CSCI 260 Fall 2010: Notes

CSCI 260 Fall 2010: Choosing ADTs

Two of the most important decisions in designing a software solution are:

How should I decompose the problem into logical modules and methods?
What data structures should I use to model the information needed for the solution?

Here I want to very briefly summarize some of the questions you should ask and decisions you should make when trying to select a data structure for a particular application.

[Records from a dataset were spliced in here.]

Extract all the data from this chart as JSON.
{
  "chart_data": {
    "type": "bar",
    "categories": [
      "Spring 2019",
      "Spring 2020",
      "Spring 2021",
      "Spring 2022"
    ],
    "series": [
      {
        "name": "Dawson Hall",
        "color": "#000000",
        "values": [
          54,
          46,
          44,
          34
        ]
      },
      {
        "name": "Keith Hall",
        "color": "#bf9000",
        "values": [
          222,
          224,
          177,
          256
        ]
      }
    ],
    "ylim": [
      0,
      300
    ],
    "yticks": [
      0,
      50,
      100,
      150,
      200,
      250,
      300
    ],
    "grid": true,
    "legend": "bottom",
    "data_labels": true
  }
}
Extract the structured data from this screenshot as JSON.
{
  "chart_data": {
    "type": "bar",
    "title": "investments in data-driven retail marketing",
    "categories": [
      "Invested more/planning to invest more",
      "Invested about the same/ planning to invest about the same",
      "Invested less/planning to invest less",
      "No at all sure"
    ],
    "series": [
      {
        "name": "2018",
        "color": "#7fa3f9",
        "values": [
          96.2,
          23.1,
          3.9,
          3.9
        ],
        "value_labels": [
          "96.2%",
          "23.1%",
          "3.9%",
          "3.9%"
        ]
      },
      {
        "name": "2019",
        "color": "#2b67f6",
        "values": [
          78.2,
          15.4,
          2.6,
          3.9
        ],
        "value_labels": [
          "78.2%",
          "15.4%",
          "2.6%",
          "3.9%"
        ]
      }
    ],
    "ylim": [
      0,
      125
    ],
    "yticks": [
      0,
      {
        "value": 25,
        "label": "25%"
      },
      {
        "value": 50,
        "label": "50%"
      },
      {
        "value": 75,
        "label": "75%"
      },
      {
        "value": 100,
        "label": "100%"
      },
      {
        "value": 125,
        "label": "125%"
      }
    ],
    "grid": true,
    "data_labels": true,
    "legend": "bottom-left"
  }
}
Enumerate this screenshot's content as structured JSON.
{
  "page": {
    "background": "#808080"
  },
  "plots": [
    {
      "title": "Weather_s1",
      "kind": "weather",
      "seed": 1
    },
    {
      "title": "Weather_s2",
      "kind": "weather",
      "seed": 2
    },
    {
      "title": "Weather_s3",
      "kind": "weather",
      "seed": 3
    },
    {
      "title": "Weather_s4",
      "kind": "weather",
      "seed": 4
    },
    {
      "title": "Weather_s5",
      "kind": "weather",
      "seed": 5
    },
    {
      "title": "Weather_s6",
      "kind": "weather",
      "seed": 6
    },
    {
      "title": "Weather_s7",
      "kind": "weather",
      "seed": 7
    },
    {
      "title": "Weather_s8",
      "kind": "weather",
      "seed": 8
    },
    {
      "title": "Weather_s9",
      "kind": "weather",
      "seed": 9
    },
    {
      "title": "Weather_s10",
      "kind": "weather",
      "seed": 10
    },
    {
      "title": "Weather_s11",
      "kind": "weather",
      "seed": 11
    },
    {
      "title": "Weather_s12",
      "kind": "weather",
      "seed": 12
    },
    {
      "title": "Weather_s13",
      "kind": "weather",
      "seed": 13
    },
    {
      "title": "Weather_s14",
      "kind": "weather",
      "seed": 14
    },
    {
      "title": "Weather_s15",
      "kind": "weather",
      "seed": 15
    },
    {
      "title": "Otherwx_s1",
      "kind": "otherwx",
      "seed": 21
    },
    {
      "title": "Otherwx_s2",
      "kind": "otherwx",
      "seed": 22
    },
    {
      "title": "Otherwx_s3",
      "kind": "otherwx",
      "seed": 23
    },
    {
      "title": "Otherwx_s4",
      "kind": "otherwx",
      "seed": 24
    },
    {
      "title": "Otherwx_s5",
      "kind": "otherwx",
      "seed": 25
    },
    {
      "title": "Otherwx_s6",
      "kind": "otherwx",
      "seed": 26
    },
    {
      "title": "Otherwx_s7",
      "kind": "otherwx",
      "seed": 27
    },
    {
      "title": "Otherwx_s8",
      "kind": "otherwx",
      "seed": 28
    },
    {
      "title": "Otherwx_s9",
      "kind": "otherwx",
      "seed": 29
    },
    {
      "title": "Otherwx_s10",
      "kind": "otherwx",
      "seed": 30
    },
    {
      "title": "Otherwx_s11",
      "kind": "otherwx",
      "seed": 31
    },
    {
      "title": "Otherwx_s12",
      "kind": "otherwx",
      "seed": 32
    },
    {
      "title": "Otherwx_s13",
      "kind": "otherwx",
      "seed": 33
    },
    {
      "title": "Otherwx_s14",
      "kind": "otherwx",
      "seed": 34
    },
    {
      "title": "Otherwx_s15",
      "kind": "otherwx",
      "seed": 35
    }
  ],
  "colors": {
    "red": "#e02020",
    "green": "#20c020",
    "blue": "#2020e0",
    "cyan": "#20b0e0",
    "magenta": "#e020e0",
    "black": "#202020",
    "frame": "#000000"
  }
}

(Note that after this course, when you're given a problem you'll generally be expected to pick, implement, and use an appropriate data type on your own, so the decision making process is extremely important.)

Available data types

Here is a quick rundown of the major data structures discussed so far (in CSCI 161 and 260):

Unsorted arrays: good for storing small amounts of data quickly and efficiently
Sorted arrays: good if we have a reasonable upper limit on the size of the data set and insert/remove operations are relatively rare
Queues: good for processing data in the order it arrives, with circular buffer implementations for queues with a reasonable fixed size limit or pointer-based implementations for more dynamic sizes
Stacks: good for interrupt based processing of data (where we remember the state we were in while we switch to a new task, then pick up where we left off), also with array implementations for stacks with a reasonable fixed size limit or pointer-based implementations for more dynamic sizes
Unsorted linked lists: good if the list size is highly dynamic (making an array inappropriate) and we don't need to perform fast searches (e.g. very slow performance is ok, or we're usually accessing items near the front or back of the list)
Sorted linked lists: good if the list size is highly dynamic (making an array inappropriate) and we don't need to perform fast searches but we do often process the data in a sequential (sorted) fashion
Self organizing lists: good if we need to quickly search the data and we know data requests are very unevenly distributed (i.e. we know that either some items are searched for much more often than most, or we know that requests for any given item are likely to come in "clumps")
Caches: not really a data structure, but a possible supplement for another searchable data type. Used in the same circumstances as self-organizing lists, but where we want the "main" list to be maintained in some other format.
Skiplists: (assuming random node levels are in use) these give good average search, insert, and remove speeds, and are not sensitive to the order in which data items are inserted or removed
Binary search trees: a simple data structure with good search, insert, and remove speeds if the data insertion and removal order is highly randomized but very poor performance if the data insertion order tends to be mostly sorted (or reverse sorted)
AVL trees: slightly more complex than binary search trees, very good search, insert, and remove efficiency and not sensitive to data orderings - somewhat more space efficient than skiplists

Questions and implications

Here are some of the key questions you should ask before picking a data structure:

How large can the data set grow,
how much does the size vary over time,
and is it reasonable for us to store space for the entire data set all the time?
Do I need to search the data set quickly or frequently,
and (if so) are the searches randomly distributed?
Do I frequently need to access data in a particular position in the data set (top, back, front, ...) or with a particular characteristic (largest, smallest, most-used, ...)?
Is the data set (or most of it) being supplied at the beginning, or are there frequent inserts and removes later?
Is the data supplied in a (nearly) predictable order (e.g. sorted or mostly sorted), or is the initial ordering highly random?
Do I frequently need to access the data in sorted order (in either direction)?

Based on the answers to those questions, you should be able to narrow down the set of appropriate data types quite quickly.

Always look for a solution that is most effective for your situation in terms of longevity, simplicity, maintainability, and efficiency.

Questions and implications

Of course, for complex problems you will often find the best solution is a combination of the simpler data types, for example:

Suppose you need to implement a job queue with the following properties:
- the number of jobs in the queue is a highly variable and unpredictable
- jobs have priority levels, and higher priority jobs are processed first
- jobs have unique id numbers, and we need to be able to search for jobs with a specific id (e.g. so we can cancel them and remove them from the queue)
A heap might be a reasonable implementation for the priority queue, whereas an avltree would be more reasonable for the search aspects.
Ideally, we combine the two, e.g. creating our own avlheap:
Suppose we need an extraordinarily large but very sparse table, with a potentially infinite number of row values and column values, and some rows and columns that contain a great many values. Suppose, furthermore, that we need to be able to search for specific cells very quickly.
We can't maintain arrays of row and column pointers, because we don't have sufficient storage space and couldn't afford the time to search them anyway. Thus we might use one avltree whose nodes contain the individual row pointers, and another avltree for the column pointers.
Each individual row and column would also be an avltree, so that we could rapidly search the row (or column) for a specific cell. Thus the row pointers and column pointers actually point to the root of the avltree for that particular row or column.

Again, always look for a solution that is most effective for your situation in terms of longevity, simplicity, maintainability, and efficiency.